Türkiye’de yaşayan halklar olarak terör örgütü İsrail ile yıllarca “normalleştirilmiş” ilişkilerimiz ile 2 yıldır yüzleşmek zorunda kaldık. İsrail’in %7 elektriğini biz sağladık. %28 petrol ihtiyacı bizim topraklarımızdan akıyor. Lojistik hizmet gücünü limanlarımızdan biz sağladık. Meyve-sebzeden demir-çeliğe kadar İsrail’in soykırımı sürdürmesinde yanında olduk. Hatta Amerika’dan tedarik edilen silah mühimmatlarını taşıyan gemilere bizim limanlarımız ev sahipliği yaptı.

Hâl böyleyken gücüne güç katan İsrail, soykırımı 2 yıldır en dehşet verici şekilde sürdürebildi. Bunca güce rağmen sonunda yenilen elbette İsrail oldu. Tüm uluslararası prestijini kaybetti. Gazze’nin bütün hastanelerini yıkmış olsa da bir avuç Gazzelinin direnişi sayesinde bugün yitik bir terör örgütü ile karşı karşıyayız.

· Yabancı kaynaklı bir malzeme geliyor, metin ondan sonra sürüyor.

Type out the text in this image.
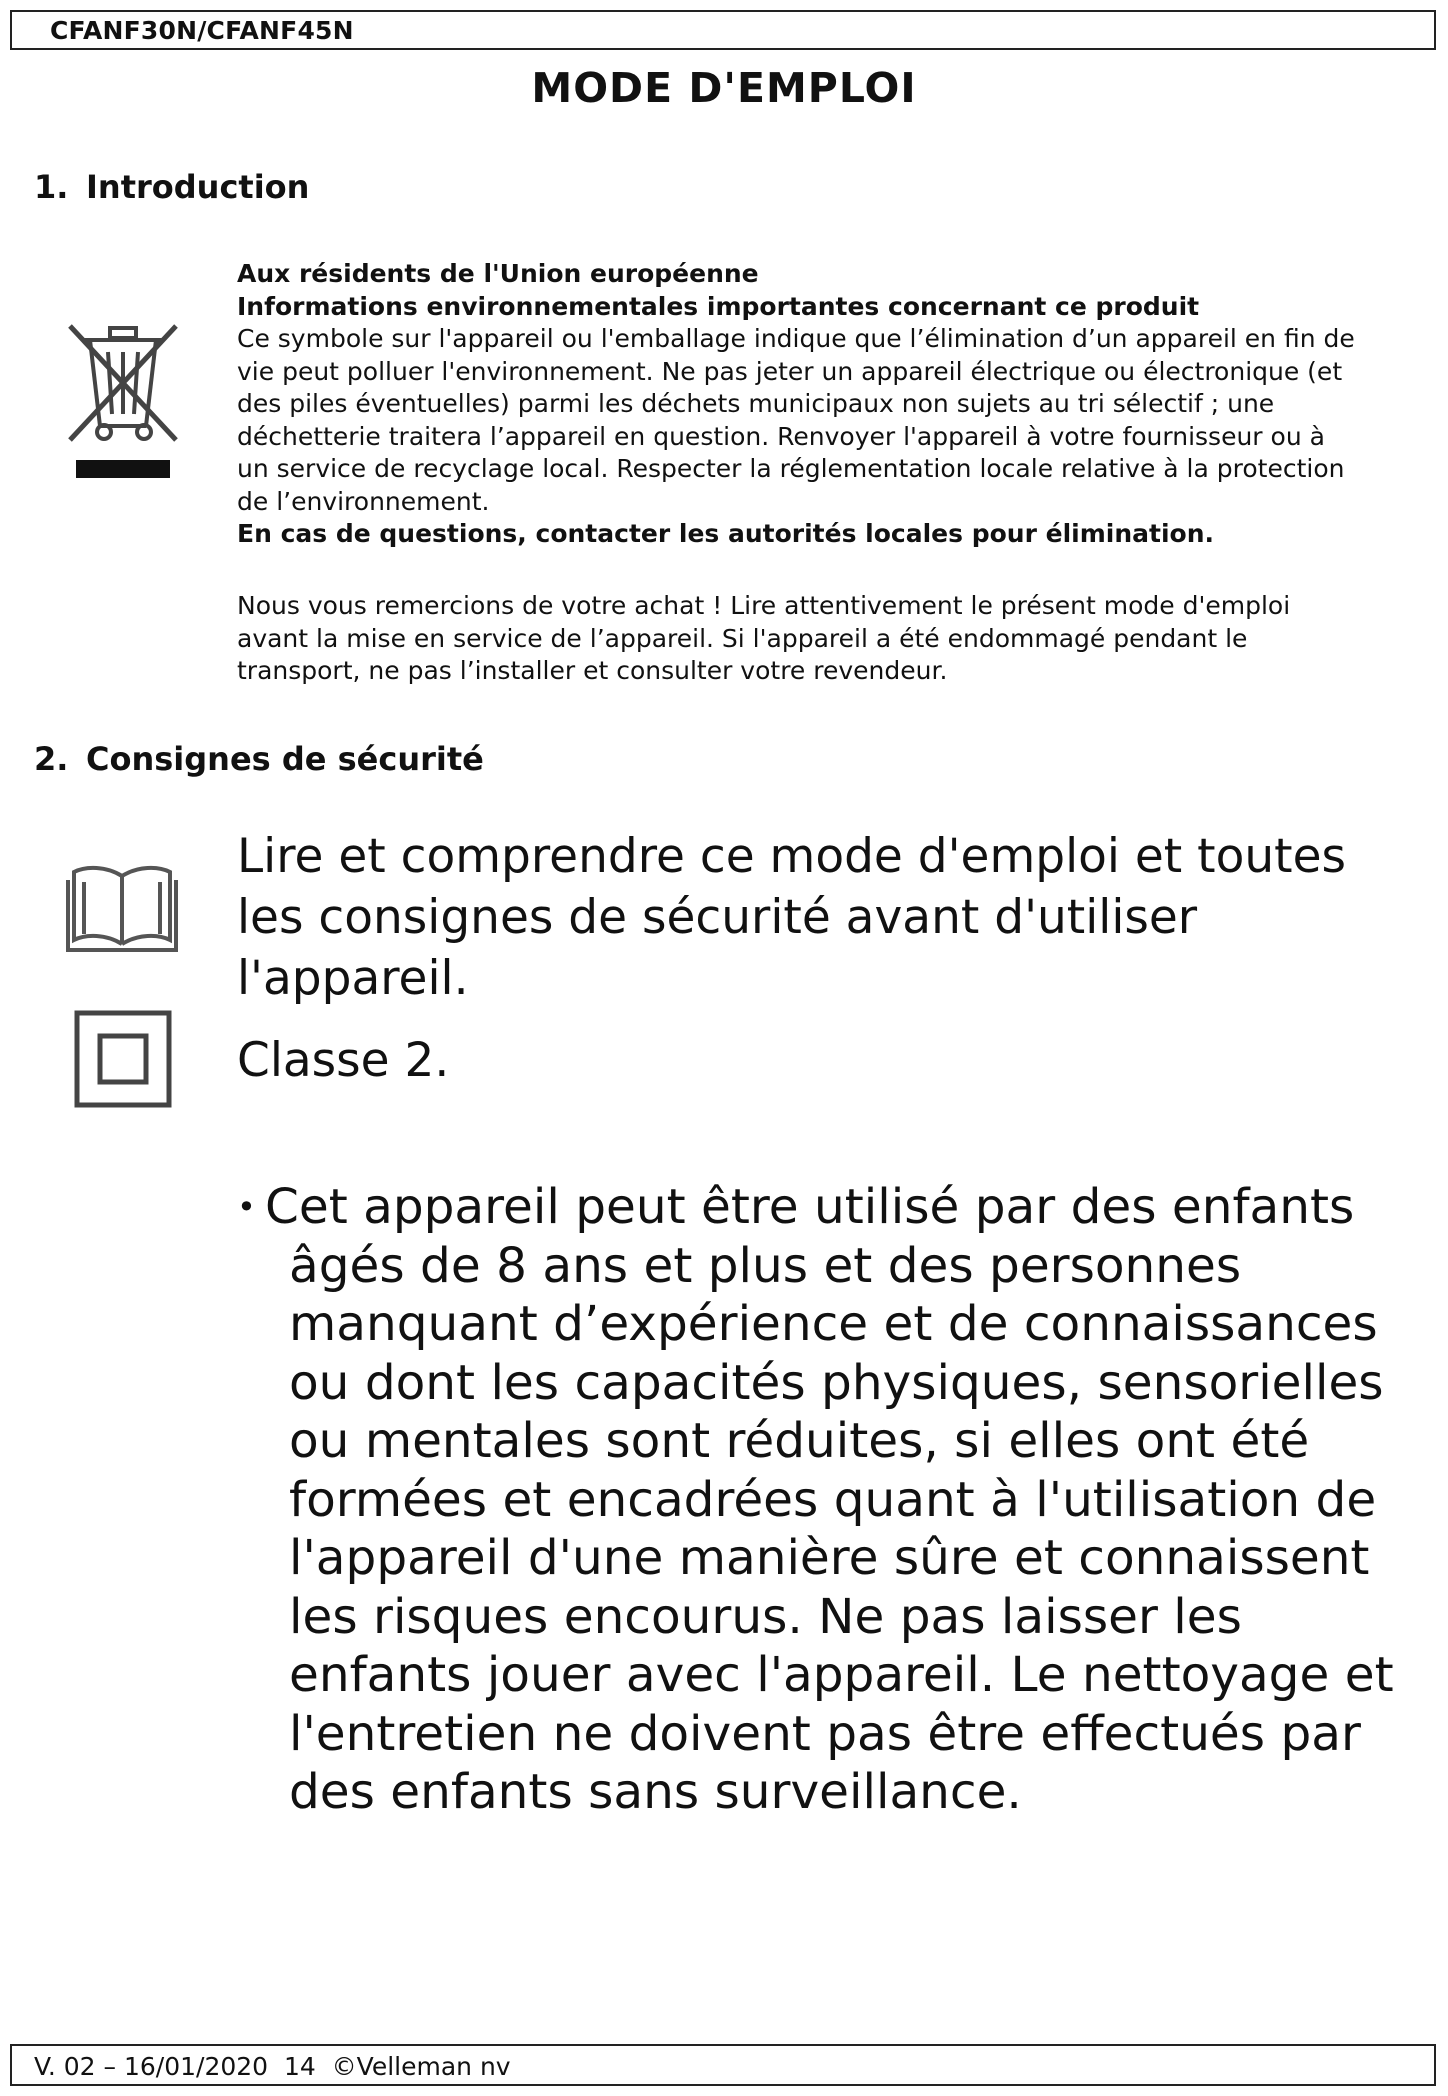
CFANF30N/CFANF45N
MODE D'EMPLOI
1. Introduction

Aux résidents de l'Union européenne

Informations environnementales importantes concernant ce produit

Ce symbole sur l'appareil ou l'emballage indique que l’élimination d’un appareil en fin de

vie peut polluer l'environnement. Ne pas jeter un appareil électrique ou électronique (et

des piles éventuelles) parmi les déchets municipaux non sujets au tri sélectif ; une

déchetterie traitera l’appareil en question. Renvoyer l'appareil à votre fournisseur ou à

un service de recyclage local. Respecter la réglementation locale relative à la protection

de l’environnement.

En cas de questions, contacter les autorités locales pour élimination.

Nous vous remercions de votre achat ! Lire attentivement le présent mode d'emploi

avant la mise en service de l’appareil. Si l'appareil a été endommagé pendant le

transport, ne pas l’installer et consulter votre revendeur.

2. Consignes de sécurité
Lire et comprendre ce mode d'emploi et toutes
les consignes de sécurité avant d'utiliser
l'appareil.
Classe 2.
• Cet appareil peut être utilisé par des enfants
âgés de 8 ans et plus et des personnes
manquant d’expérience et de connaissances
ou dont les capacités physiques, sensorielles
ou mentales sont réduites, si elles ont été
formées et encadrées quant à l'utilisation de
l'appareil d'une manière sûre et connaissent
les risques encourus. Ne pas laisser les
enfants jouer avec l'appareil. Le nettoyage et
l'entretien ne doivent pas être effectués par
des enfants sans surveillance.
V. 02 – 16/01/2020  14  ©Velleman nv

Öldüğümüzde Allah, bize neden İsrail’i yok etmediğimizin hesabını doğrudan sormayabilir ama zalime bir sakız ile bile neden ortak olduğumuzdan muhakkak ki hesaba çekileceğiz. Allah’ın bizlerden beklentisi de budur. Musa’nın âsâsı ile yarılan denizden kimlerin geçeceğine dair imtihanımız sürerken Akdeniz’den İsrail’e giden ticaret gemileri hâlâ önümüzde bir sınav kağıdı olarak durmaktadır.

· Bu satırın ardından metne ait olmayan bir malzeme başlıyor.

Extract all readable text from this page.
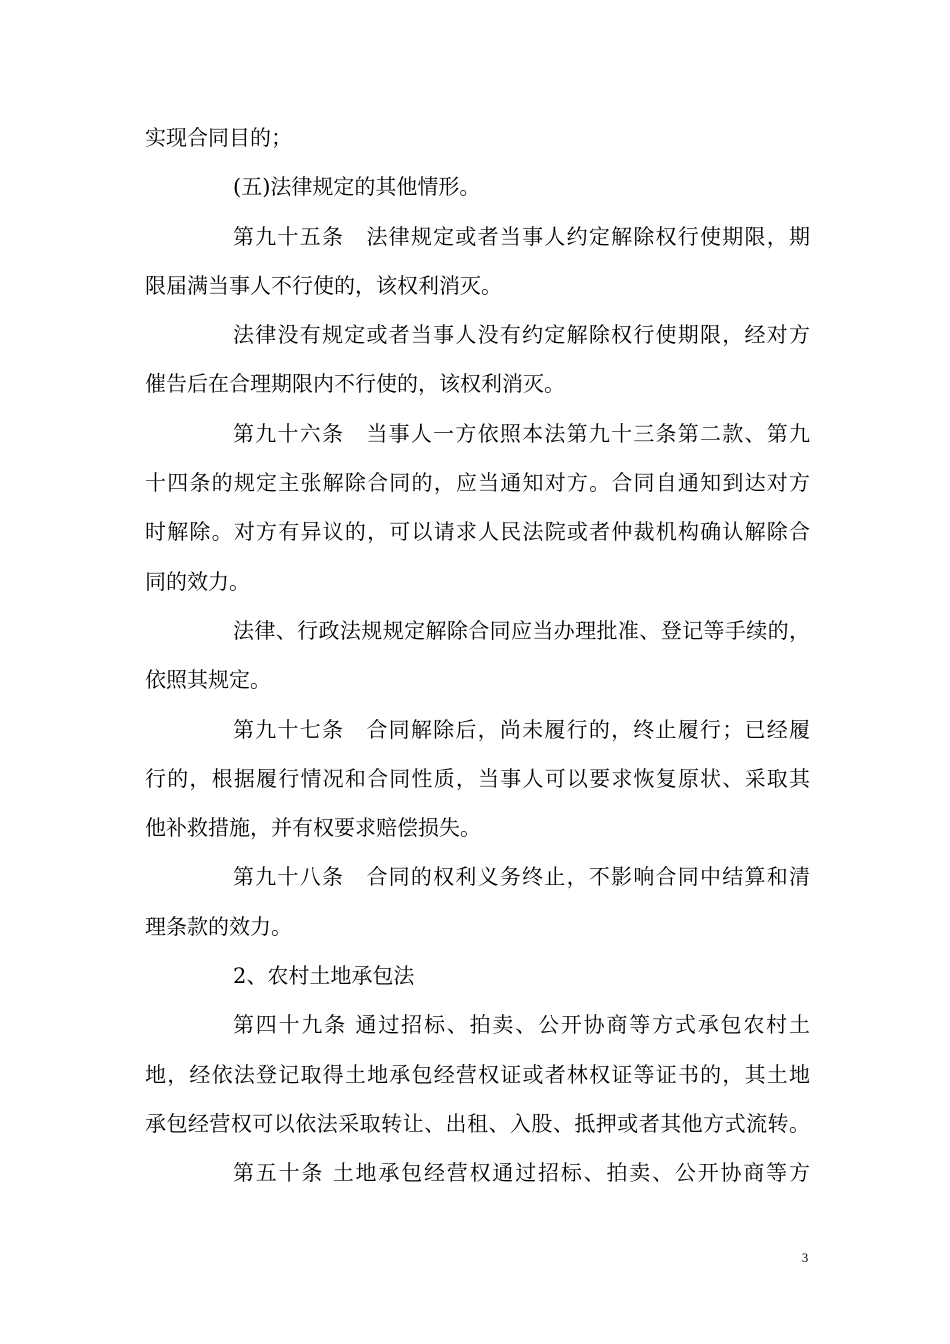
实现合同目的；
(五)法律规定的其他情形。
第九十五条　法律规定或者当事人约定解除权行使期限，期
限届满当事人不行使的，该权利消灭。
法律没有规定或者当事人没有约定解除权行使期限，经对方
催告后在合理期限内不行使的，该权利消灭。
第九十六条　当事人一方依照本法第九十三条第二款、第九
十四条的规定主张解除合同的，应当通知对方。合同自通知到达对方
时解除。对方有异议的，可以请求人民法院或者仲裁机构确认解除合
同的效力。
法律、行政法规规定解除合同应当办理批准、登记等手续的，
依照其规定。
第九十七条　合同解除后，尚未履行的，终止履行；已经履
行的，根据履行情况和合同性质，当事人可以要求恢复原状、采取其
他补救措施，并有权要求赔偿损失。
第九十八条　合同的权利义务终止，不影响合同中结算和清
理条款的效力。
2、农村土地承包法
第四十九条 通过招标、拍卖、公开协商等方式承包农村土
地，经依法登记取得土地承包经营权证或者林权证等证书的，其土地
承包经营权可以依法采取转让、出租、入股、抵押或者其他方式流转。
第五十条 土地承包经营权通过招标、拍卖、公开协商等方
3
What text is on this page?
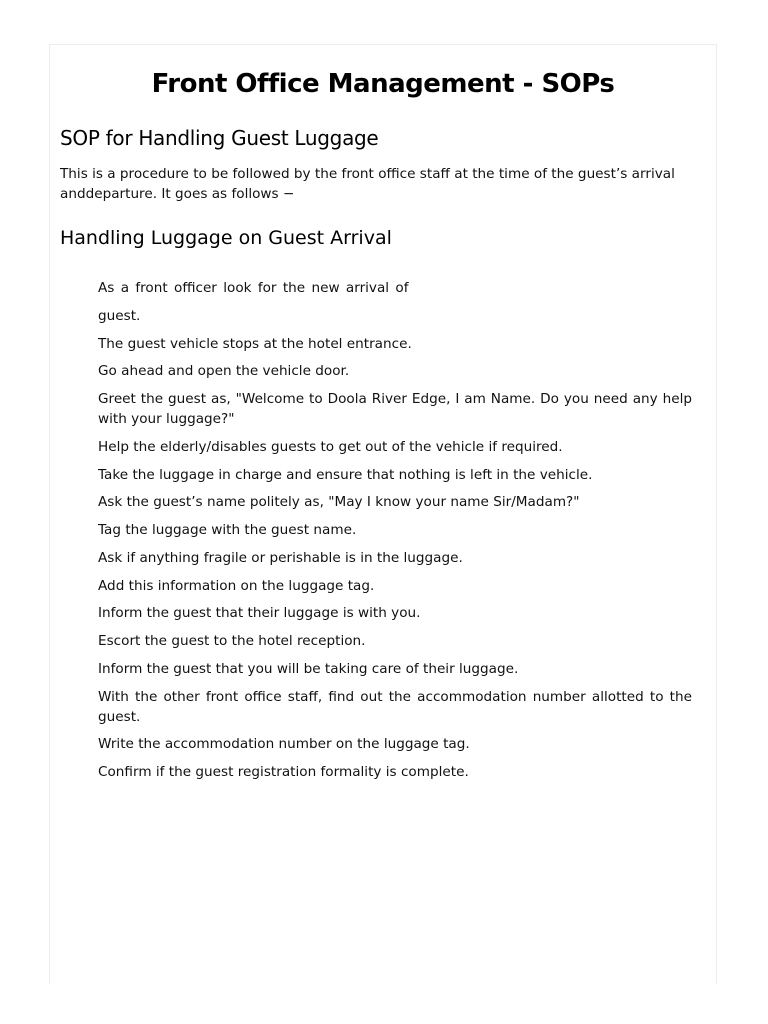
Front Office Management - SOPs
SOP for Handling Guest Luggage

This is a procedure to be followed by the front office staff at the time of the guest’s arrival anddeparture. It goes as follows −

Handling Luggage on Guest Arrival
As a front officer look for the new arrival of
guest.
The guest vehicle stops at the hotel entrance.
Go ahead and open the vehicle door.
Greet the guest as, "Welcome to Doola River Edge, I am Name. Do you need any help with your luggage?"
Help the elderly/disables guests to get out of the vehicle if required.
Take the luggage in charge and ensure that nothing is left in the vehicle.
Ask the guest’s name politely as, "May I know your name Sir/Madam?"
Tag the luggage with the guest name.
Ask if anything fragile or perishable is in the luggage.
Add this information on the luggage tag.
Inform the guest that their luggage is with you.
Escort the guest to the hotel reception.
Inform the guest that you will be taking care of their luggage.
With the other front office staff, find out the accommodation number allotted to the guest.
Write the accommodation number on the luggage tag.
Confirm if the guest registration formality is complete.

Soykırımcı ile yapılan anlaşmalar kesilseydi ve İsrail’e tam ambargo uygulansaydı, 1 milyona yakın insanın tüm dünyanın gözleri önünde öldürülmesini izlemeyecektik.

Gazze’de taş üstünde taş kalmadı ama bu çaresizliği herkes sahiplenme yarışında! Kimin daha fazla ateşkese öncülük ettiğine bakmak yerine neden 2 yıldır soykırıma ortak olduğumuzu sorgulamamız gerekiyor.

İşte tam da sivil inisiyatif hükümeti harekete geçirmek için bu noktada elinden geleni yapmak zorundadır. Bu tarihî, imanî, vicdanî ve insanî bir sorumluluğumuzdur.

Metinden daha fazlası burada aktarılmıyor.